Nele: Es ist unbeschreiblich. Es ist der beste Lohn für all die Jahre harte Arbeit. Es hat uns gezeigt, wie sehr sich jede einzelne Minute Aufwand gelohnt hat – auch jeder Streit und Ärger. Wir haben bestätigt bekommen, dass wir es können und Potenzial haben.

Gab es in den zehn Jahren auch Momente, wo du gesagt hast: Ich hab‘ keinen Bock mehr.

Nele: Ja, durchaus. Ich glaube wir waren alle mal an dem Punkt. Es treffen bei uns vier verschiedene und kreative Egos aufeinander – da kann es schon krachen. Das hört man auch ein wenig an unserer Musik. Das ist aber auch wichtig. Wir sind eine vierköpfige Familie, die über mehr als zehn Jahre zusammengewachsen ist. Ich persönlich kann mir mein Leben auch nicht mehr ohne die Jungs vorstellen.

Wie holt man sich an diesen Tiefpunkten neue Motivation, um weiterzumachen?

Nele: Die Bühne ist unser Antrieb. Alleine das Gefühl, rauszugehen und die Möglichkeit zu haben, den Menschen sein kreatives Werk zu zeigen und positives Feedback zu bekommen, ist das größte Kompliment, das man bekommen kann. Wenn es dann noch auf so großen Festivals wie beispielsweise dem M‘era Luna gelingt, das wir 2015 eröffnen durften, weil wir den Video-Newcomer-Contest gewonnen hatten, ist das Motivation genug. Dazu kommen natürlich Gespräche mit Fans und Nachrichten, die uns über Social Media erreichen und der Support von Familie und Freunden. Wenn man weiß, da steht so ein riesiges Netz an Leuten hinter einem, dann kann man im Endeffekt gar nichts anderes als weitermachen.

Der Deal steht – was sind die kurz- und mittelfristigen Pläne?
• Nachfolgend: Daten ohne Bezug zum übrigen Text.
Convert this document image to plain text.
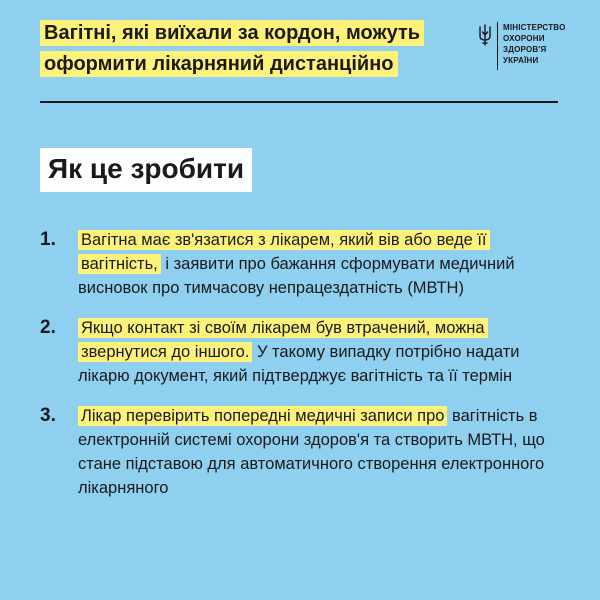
Вагітні, які виїхали за кордон, можуть
оформити лікарняний дистанційно
МІНІСТЕРСТВО
ОХОРОНИ
ЗДОРОВ'Я
УКРАЇНИ
Як це зробити
1.	Вагітна має зв'язатися з лікарем, який вів або веде її вагітність, і заявити про бажання сформувати медичний висновок про тимчасову непрацездатність (МВТН)
2.	Якщо контакт зі своїм лікарем був втрачений, можна звернутися до іншого. У такому випадку потрібно надати лікарю документ, який підтверджує вагітність та її термін
3.	Лікар перевірить попередні медичні записи про вагітність в електронній системі охорони здоров'я та створить МВТН, що стане підставою для автоматичного створення електронного лікарняного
Nele: 2018 war das letzte Album, es wird also wieder Zeit für neue Musik. Ich muss aber gleich enttäuschen, aufgrund der aktuellen Situation (Anm.: Covid) wird das noch etwas dauern. Da hängen natürlich die größten Pläne mit Napalm Records dran. Wir sind in der Schreibphase für das Album, was sich aufgrund von Covid-Richtlinien und -Regeln nicht wirklich gut bewerkstelligen lässt. Wir versuchen trotzdem, uns regelmäßig zu sehen – dann eben mit offenem Fenster im Proberaum und mit Masken. Aber wer probt schon gerne mit Masken? Wir bleiben per Skype in regelmäßigem Austausch und besprechen dort Dinge, die hinter den Kulissen eben auch notwendig sind. Der große Plan ist aber erstmal: Pandemie überstehen.
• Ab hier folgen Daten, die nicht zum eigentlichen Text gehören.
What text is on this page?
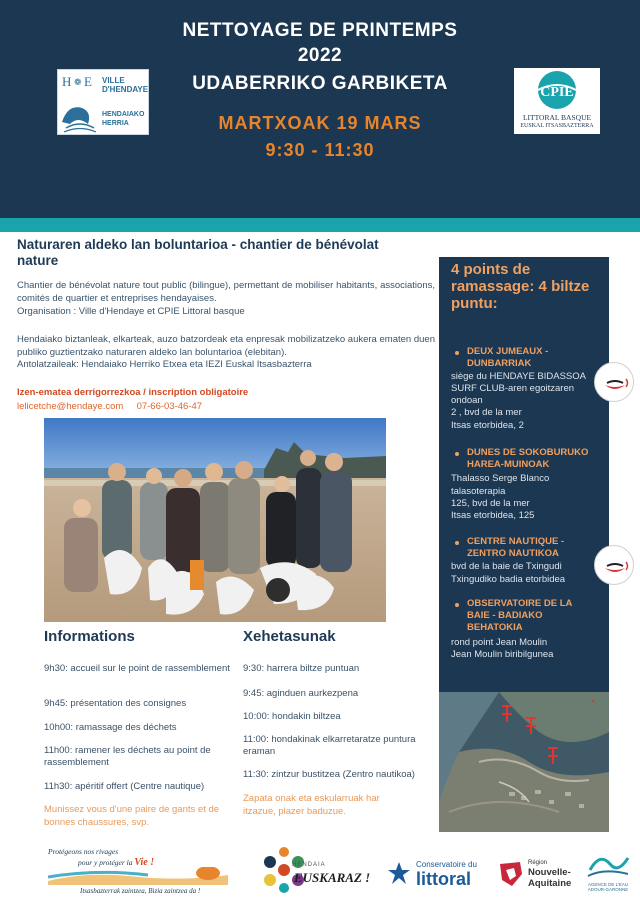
NETTOYAGE DE PRINTEMPS
2022
UDABERRIKO GARBIKETA
MARTXOAK 19 MARS
9:30 - 11:30
H ❁ E VILLE
D'HENDAYE
HENDAIAKO
HERRIA
CPIE
LITTORAL BASQUE
EUSKAL ITSASBAZTERRA
Naturaren aldeko lan boluntarioa - chantier de bénévolat nature
Chantier de bénévolat nature tout public (bilingue), permettant de mobiliser habitants, associations, comités de quartier et entreprises hendayaises.
Organisation : Ville d'Hendaye et CPIE Littoral basque
Hendaiako biztanleak, elkarteak, auzo batzordeak eta enpresak mobilizatzeko aukera ematen duen publiko guztientzako naturaren aldeko lan boluntarioa (elebitan).
Antolatzaileak: Hendaiako Herriko Etxea eta IEZI Euskal Itsasbazterra
Izen-ematea derrigorrezkoa / inscription obligatoire
leliсetche@hendaye.com 07-66-03-46-47
Informations
9h30: accueil sur le point de rassemblement
9h45: présentation des consignes
10h00: ramassage des déchets
11h00: ramener les déchets au point de rassemblement
11h30: apéritif offert (Centre nautique)
Munissez vous d'une paire de gants et de bonnes chaussures, svp.
Xehetasunak
9:30: harrera biltze puntuan
9:45: aginduen aurkezpena
10:00: hondakin biltzea
11:00: hondakinak elkarretaratze puntura eraman
11:30: zintzur bustitzea (Zentro nautikoa)
Zapata onak eta eskularruak har itzazue, plazer baduzue.
4 points de ramassage: 4 biltze puntu:
DEUX JUMEAUX - DUNBARRIAK
siège du HENDAYE BIDASSOA
SURF CLUB-aren egoitzaren
ondoan
2 , bvd de la mer
Itsas etorbidea, 2
DUNES DE SOKOBURUKO HAREA-MUINOAK
Thalasso Serge Blanco
talasoterapia
125, bvd de la mer
Itsas etorbidea, 125
CENTRE NAUTIQUE - ZENTRO NAUTIKOA
bvd de la baie de Txingudi
Txingudiko badia etorbidea
OBSERVATOIRE DE LA BAIE - BADIAKO BEHATOKIA
rond point Jean Moulin
Jean Moulin biribilgunea
Protégeons nos rivages
pour y protéger la Vie !
Itsasbazterrak zaintzea, Bizia zaintzea da !
HENDAIA
EUSKARAZ !
Conservatoire du
littoral
Région
Nouvelle-
Aquitaine	AGENCE DE L'EAU ADOUR-GARONNE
Ist das Songwriting denn deins – oder liebst du es eher, den Kreativprozess auf der Bühne zu Ende zu bringen?

Nele: Mir gefällt die Freiheit auf der Bühne. Man hat seine Setlist und sein Konzept und kann auf Basis dessen frei sein, sich ausdrücken, mit dem Publikum interagieren. Das gibt mir extrem viel. Und beim Songwriting ist es halt so, dass man in seinem stillen Kämmerlein sitzt. Es ist für mich immer ein anstrengender Prozess, der viel im Kopf stattfindet. Das ist auf Dauer wirklich anstrengend, auch wenn ich gut darin versinken kann. Ich mag es auch. Denn es berührt eine andere Seite von mir. Wobei ich da schon aufpassen muss, dass ich nicht zu sehr darin versinke.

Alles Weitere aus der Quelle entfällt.